U_{i}=\hat{F}(X_{i}),\quad\quad\mbox{ for }i=1,2,\ldots,n.

(2)

When $\hat{\alpha}$ and $\hat{\beta}$ are obtained via MLE estimation. However, the distributional assumptions will never accommodate reality in all cases. The CDF transforms in (2) of the data to obtain “uniform-like” nearly independent and nearly identically distributed random variables. The phrase uniform-like acknowledges that the gamma density does not capture the distribution of the transactions; however, as we will show, the gamma fits are robust faulty model assumptions in the ensuing methodology.

The novel mechanism to “filter” uniform-like random variables into clustered and non-clustered transaction data utilizes a familiar result from order statistics. Let $\{W_{i}\}_{i=1}^{n}$ be an i.i.d. sequence of uniformly distributed random variables on $(0,1)$ . Let $W_{(i)}$ be the $i$ th order statistic, whereby

0<W_{(1)}<W_{(2)}<\cdots<W_{(n)}<1,

and we set $W_{(n+1)}=1$ . The inequalities are strict with probability 1. A classic result dating back to Malmquist [1950] states that for $i=1,2,\ldots,n$

V_{i}=\left(\frac{W_{(i)}}{W_{(i+1)}}\right)^{i}

(3)

are i.i.d. such that $V_{i}$ is uniformly distributed on (0,1). The sequence $\{V_{i}\}$ compels the methodology. We replace the uniform $W_{i}$ s in (3) with the uniform-like $U_{i}$ s from (2).

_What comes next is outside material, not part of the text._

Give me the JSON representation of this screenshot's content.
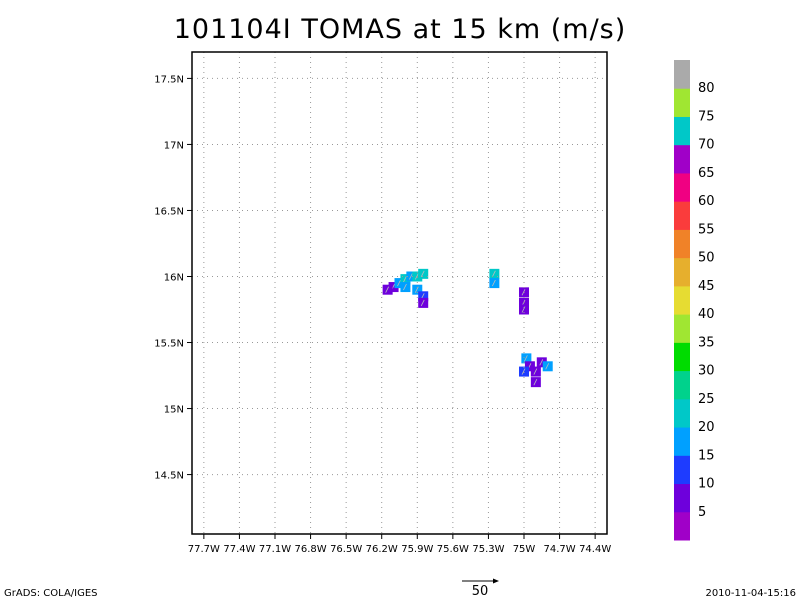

The idea is as follows: whenever an alien clustering or atypical concentrations are present, successive $U_{(i)}$ s will be much closer together than expected. Subsequently, the associated $V_{i}$ s will be close to unity. The task is then to formalize an approach to statistically test if too many $V_{i}$ s are too close to unity. Interestingly, the $V_{i}$ s are surprisingly robust to $U_{i}$ s departure from a ”uniform-like” distribution.

A segmented density is fit to the $V_{i}$ s:

f(v;\theta_{1},\theta_{2})=\left\{\begin{array}[]{ll}\frac{\theta_{2}}{\theta_% {1}},&v\in(0,\theta_{1})\\ \\ \frac{1-\theta_{2}}{1-\theta_{1}},&v\in[\theta_{1},1),\end{array}\right.

(4)

where $v\in(0,1)$ and parameters $\theta_{2}\in(0,1)$ and $\theta_{1}\in(0,1)$ . Note that when $\theta_{1}=\theta_{2}$ , (4) reduces to the density of a uniformly distributed random variable on $(0,1)$ . Novel statistical theory and practical results are presented.

References

J. M. Griffin, S. Kruger, and P. Mahajan (2023) Did fintech lenders facilitate ppp fraud?. The Journal of Finance 78 (3), pp. 1777–1827. Cited by: §1.
S. Malmquist (1950) On a property of order statistics from a rectangular distribution. Scandinavian Actuarial Journal 1950 (3-4), pp. 214–222. Cited by: §2.
J. Woody, Z. Zhao, R. Lund, and T. Wu (2024) A forensic statistical analysis of fraud in the federal food stamp program. The Annals of Applied Statistics 18 (3), pp. 2486–2510. Cited by: §1.